In our previous article “Court of Appeal reaffirms three core requirements to wind up foreign company”, we reported on the decisions of the Court of First Instance and the Court of Appeal in Shandong Chenming Paper Holdings Ltd v Arjowiggins HKK 2 Limited (HCMP 3060/2016 and CACV 158/2017) which concern the second of the core requirements. Shandong Chenming argued that the second core requirement had not been met, namely that the winding up order would not benefit Arjowiggins. There was no controversy regarding the first and third core requirements in this case.
The Court of First Instance (Harris J) held that the second core requirement was satisfied such that the leverage created by the prospect of a winding-up petition would constitute a reasonable prospect of benefit for Arjowiggins. This decision was upheld by the Court of Appeal.
The issue on which Shandong Chenming was granted leave to appeal to the Court of Final Appeal ([2022] HKCFA 11) was a narrow one, concerning the nature of the benefit: whether the Hong Kong Court should exercise its winding-up jurisdiction over foreign companies on the basis that a “benefit” is made out under the second core requirement if such “benefit” does not arise as a consequence of the winding-up order being made, but rather, would only ever be realised if the winding-up order is either avoided or discharged. In other words, is the “leverage” created by the prospect of a winding up order (as opposed to the making of the order) a legitimate form of “benefit”
Shandong Chenming argued that the core requirements are jurisdictional restraints, that their rationale is comity, and the accompanying presumption against extra-territoriality. Therefore, the proper interpretation of the core requirements must be informed by their limitations and the principle of non-interference, and in particular that comity militates against accepting leverage as a proper benefit. Shandong Chenming also contended that the second core requirement has always insisted that the benefit referred to has to be a benefit resulting from the making of the winding-up order, and is either money or something convertible into money.

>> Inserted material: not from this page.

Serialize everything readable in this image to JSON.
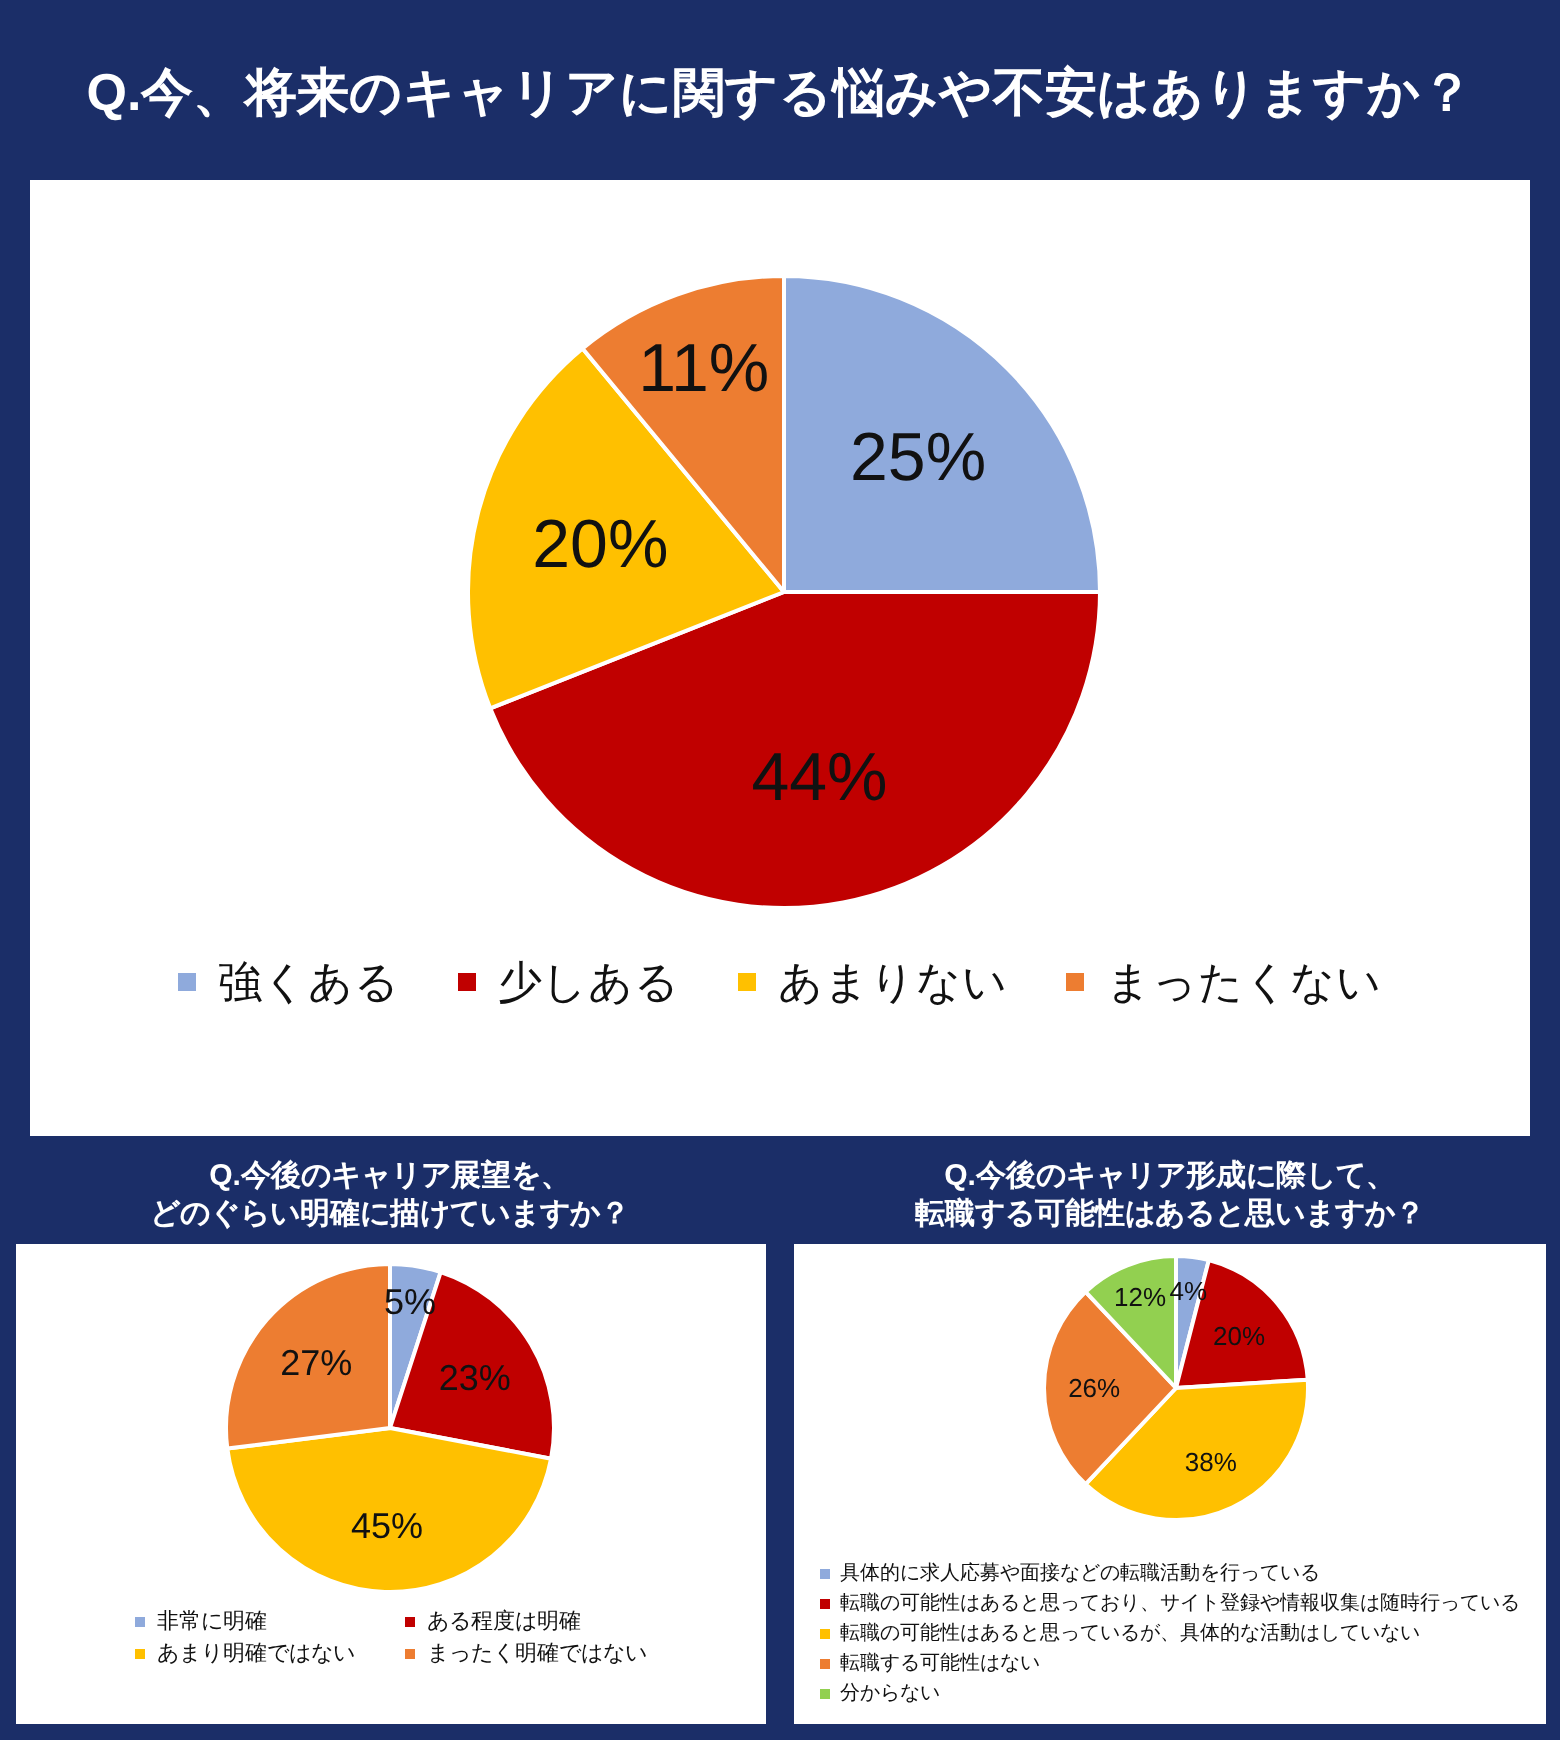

The Court of Final Appeal dismissed Shandong Chenming’s appeal on the basis of the following observations:
- There is no doctrinal justification for confining the relevant benefit narrowly to the distribution of assets by the liquidator in the winding up of the company;
- It is sufficient that the benefit would be enjoyed solely by the petitioner;
- There is also no doctrinal justification requiring the relevant benefit to come from the assets of the company;
- There are cases where even though there was nothing for the liquidator to administer, the courts did not find any difficulty in holding that the second requirement was satisfied, so long as some useful purpose serving the legitimate interest of the petitioner can be identified;
- The benefit need not be monetary or tangible in nature; and
- The fact that a similar result could be achieved by other means does not preclude a particular benefit from being relied upon for the purposes of fulfilling the second requirement.
The Court of Final Appeal confirmed that the leverage created by the prospect of a winding-up (as opposed to the making of a winding-up order) is a legitimate form of benefit under the second core requirement. Indeed, the fact that the adjournment of the winding up petition was ordered on terms, which were complied with, that Shandong Chenming procure the payment of the amount in the statutory demand plus interest, demonstrated the efficacy of the commercial pressure that the presentation of the petition gave rise to. They added that the benefit to the petitioner had to be a real possibility, rather than a theoretical one.
The Court of Final Appeal also stated that the three core requirements above are not statutory provisions, but self-imposed restraints on the exercise of the statutory jurisdiction. They do not preclude the existence of the jurisdiction to wind up foreign-incorporated companies.
Comment
This decision confirms that the second core requirement will likely be relatively easy to satisfy going forward, on the basis that we see it as likely that many petitioners will be able to demonstrate an identical “benefit” as in these proceedings.